Car instead of train: Germany still far behind
The largest items in the budget are earmarked for the construction and operation of federal highways (around 12.8 billion euros) – and for the renovation of Deutsche Bahn's dilapidated rail network (around 16 billion euros, including a possible four billion from the climate fund). Deutsche Bahn CEO Richard Lutz (59), who is in contact with Minister Wissing about once a week, is getting significantly more than in previous years and is to tackle a project that both call "general renovation".
No one disputes the need for neglected investment in the railways. Between 1995 and 2018, Germany ranked twelfth in Europe in terms of per capita investment in rail infrastructure, according to a study presented in autumn by the Wuppertal Institute for Climate, Environment and Energy on behalf of Greenpeace. Cumulatively, the state invested about twice as much money (278 billion euros) in the road network as in the railways (132 billion euros). Between 2018 and 2021, the ratio improved only slightly in favour of rail – while other countries such as Italy, France and the United Kingdom reversed their priorities and put more into rail.
In absolute terms, Germany is also lagging behind.
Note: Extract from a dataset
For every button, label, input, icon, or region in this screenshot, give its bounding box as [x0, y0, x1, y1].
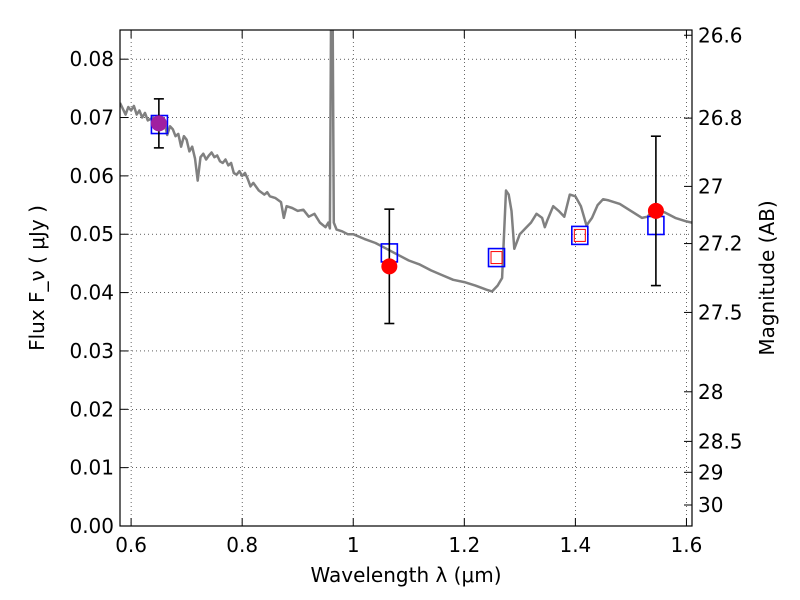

According to the "Pro-Rail Alliance" for the past year, per capita investments of 114 euros are still far behind Luxembourg (575 euros), Switzerland (450) or the Czech Republic (171). "The daily reports of delayed trains and cancellations are only the translation of this lack of investment," says mobility expert Stefan Carsten.
Free buses and trains as a lever for the transport turnaround
The expert also sees Germany being left behind in the transport turnaround for other reasons – subsidies are an important indicator of this. Taxpayers in Germany, for example, subsidize the automotive system to the tune of around 17 billion euros per year – just for diesel subsidies, commuting allowances, the promotion of biofuels and the unlimited tax deductibility of company cars. This "company car privilege" not only costs the taxpayer billions, but also ensures more heavy, large-volume cars on Germany's roads. "The introduction of free public transport for all citizens would cost the state between 12 and 15 billion euros per year," says the mobility researcher.
Free public transport is no longer a utopia. The small EU states of Malta and Luxembourg, often highlighted for their nationwide free public transport, have already found imitators at local or regional level. In Germany, too, a handful of cities are already experimenting with free public transport – albeit to varying degrees; in Erlangen, for example, a three-year pilot project will start on 1 January.
The evaluation of the experiments and thus the question of whether the offers actually contribute to less car traffic in the city is still pending, reports the "Tagesspiegel" . However, it is already clear that free public transport in itself is no guarantee of success for a transport turnaround: In the Estonian capital Tallinn, where public transport has been free for a good decade, the proportion of commuters by car has even increased in recent years.
In Germany, citizens can travel by regional train, S-Bahn and bus for 49 euros per month. The federal and state governments are funding the Deutschlandticket with a total of around three billion euros, but further funding beyond next spring is still open. So it's quite possible that the ticket will be more expensive.
However, the instrument does not have the hoped-for impetus for climate targets. Measured against the actual CO2 savings, critics already consider it to be far too expensive. The ticket could only become a real CO2 killer and a significant contribution to the transport turnaround if it forced the switch from cars to buses and trains. As a result, the state's billions are not being used efficiently.